A recuperação judicial, cujo valor soma 2 bilhões de reais, foi parcialmente acatada para evitar que os credores peçam a execução de dívidas. O processo ocorre no contexto de um pedido de vencimento antecipado de debêntures emitidas pela Ammo Varejo — controlada pela Coteminas e dona das marcas de cama, mesa e banho MMartan, Artex e Santista — e de acesso a ações dessa empresa como garantia pelo não pagamento das dívidas do grupo. O pedido foi feito pelo Fundo de Investimento em Participações Ordenes, administrado pela Farallon Latin America Investimentos, uma gestora que chegou a protocolar uma solicitação para uma oferta inicial de ações da Ammo Varejo no fim de 2021.
Alguns investidores da companhia abandonaram o barco. Foi o caso da AMW, braço de gestão de recursos da corretora Warren, que se desfez há dois anos de suas ações da Coteminas. “Foi um investimento que fizemos quando o setor estava barato”, diz Eduardo Grübler, gestor de multimercados da casa. “Quando identificamos que a situação de crédito da empresa não estava boa, saímos da posição.” Outro participante do mercado que detém papéis da empresa há cerca de cinco anos também afirmou que o preço baixo foi motivador para a aquisição. “Infelizmente, quebrei a cara”, diz o gestor, que prefere não se identificar.

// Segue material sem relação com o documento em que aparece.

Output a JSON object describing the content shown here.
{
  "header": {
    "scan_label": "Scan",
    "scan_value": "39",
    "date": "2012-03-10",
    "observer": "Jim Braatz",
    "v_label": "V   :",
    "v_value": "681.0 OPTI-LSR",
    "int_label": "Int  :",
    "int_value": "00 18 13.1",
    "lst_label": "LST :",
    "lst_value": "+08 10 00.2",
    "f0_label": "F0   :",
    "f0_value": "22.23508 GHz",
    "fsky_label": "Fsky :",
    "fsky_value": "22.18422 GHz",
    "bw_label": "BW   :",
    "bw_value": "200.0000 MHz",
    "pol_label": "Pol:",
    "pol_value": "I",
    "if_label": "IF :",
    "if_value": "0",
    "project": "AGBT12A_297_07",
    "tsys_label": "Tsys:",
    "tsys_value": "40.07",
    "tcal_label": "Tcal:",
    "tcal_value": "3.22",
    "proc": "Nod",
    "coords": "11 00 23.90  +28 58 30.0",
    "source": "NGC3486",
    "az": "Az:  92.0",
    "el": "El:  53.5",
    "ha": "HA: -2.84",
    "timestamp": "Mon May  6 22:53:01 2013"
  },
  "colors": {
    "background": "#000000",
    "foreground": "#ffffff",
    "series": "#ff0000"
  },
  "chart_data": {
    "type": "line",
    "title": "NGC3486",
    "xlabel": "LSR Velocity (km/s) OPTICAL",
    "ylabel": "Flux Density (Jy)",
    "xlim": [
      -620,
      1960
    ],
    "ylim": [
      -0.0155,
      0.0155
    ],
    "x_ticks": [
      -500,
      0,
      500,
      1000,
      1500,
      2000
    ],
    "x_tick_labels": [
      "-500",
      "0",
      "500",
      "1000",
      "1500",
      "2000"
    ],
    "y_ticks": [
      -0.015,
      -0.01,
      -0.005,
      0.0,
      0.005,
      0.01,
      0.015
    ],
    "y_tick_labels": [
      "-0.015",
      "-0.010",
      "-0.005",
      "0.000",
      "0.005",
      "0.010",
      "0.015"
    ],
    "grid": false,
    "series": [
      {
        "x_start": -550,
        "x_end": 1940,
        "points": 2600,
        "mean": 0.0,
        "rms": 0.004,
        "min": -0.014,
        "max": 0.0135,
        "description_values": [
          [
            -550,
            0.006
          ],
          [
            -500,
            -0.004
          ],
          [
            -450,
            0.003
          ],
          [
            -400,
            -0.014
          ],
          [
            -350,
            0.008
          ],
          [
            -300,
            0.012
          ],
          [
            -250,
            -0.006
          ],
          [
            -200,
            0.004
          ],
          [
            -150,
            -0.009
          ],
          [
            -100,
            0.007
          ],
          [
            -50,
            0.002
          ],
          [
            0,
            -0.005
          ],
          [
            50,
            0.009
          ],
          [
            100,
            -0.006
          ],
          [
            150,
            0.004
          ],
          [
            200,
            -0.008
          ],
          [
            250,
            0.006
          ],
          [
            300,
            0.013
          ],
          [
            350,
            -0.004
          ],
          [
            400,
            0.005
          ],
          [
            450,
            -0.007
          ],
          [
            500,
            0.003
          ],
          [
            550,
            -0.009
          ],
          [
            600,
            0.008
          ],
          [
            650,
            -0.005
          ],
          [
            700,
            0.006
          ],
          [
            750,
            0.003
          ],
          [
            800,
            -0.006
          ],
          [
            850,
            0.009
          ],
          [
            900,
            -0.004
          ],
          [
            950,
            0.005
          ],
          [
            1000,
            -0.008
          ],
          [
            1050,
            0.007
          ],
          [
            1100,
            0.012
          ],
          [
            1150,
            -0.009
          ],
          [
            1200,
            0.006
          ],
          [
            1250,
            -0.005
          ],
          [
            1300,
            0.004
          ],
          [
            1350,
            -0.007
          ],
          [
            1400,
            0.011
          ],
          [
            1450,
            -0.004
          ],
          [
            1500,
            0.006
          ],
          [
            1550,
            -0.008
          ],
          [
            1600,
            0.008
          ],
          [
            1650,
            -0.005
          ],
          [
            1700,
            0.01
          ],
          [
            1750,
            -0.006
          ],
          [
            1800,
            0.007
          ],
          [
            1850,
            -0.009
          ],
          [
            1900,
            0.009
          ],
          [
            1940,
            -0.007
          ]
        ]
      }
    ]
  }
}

Nem mesmo a parceria anunciada pela Coteminas, em abril de 2023, com a empresa chinesa de comércio eletrônico Shein foi suficiente para resgatar a confiança. De lá para cá, o papel preferencial da Coteminas passou a valer menos de 1 real e já se desvalorizou cerca de 70%. Procurado por VEJA, Josué Gomes da Silva não quis se pronunciar.
O empresário nunca teve vida fácil no comando da Fiesp. Na eleição presidencial de 2022, ele assinou um manifesto em defesa da democracia, o que desagradou a um grupo de apoiadores de Jair Bolsonaro. Desde então, vem recebendo críticas internas por sua suposta ligação com o presidente Lula, que chegou a sondá-lo para assumir um ministério. A duras penas, Silva manteve-se no cargo, mas o rol de desafetos na entidade jamais diminuiu. Agora, a crise na Coteminas provavelmente aumentará as pressões contra o seu nome.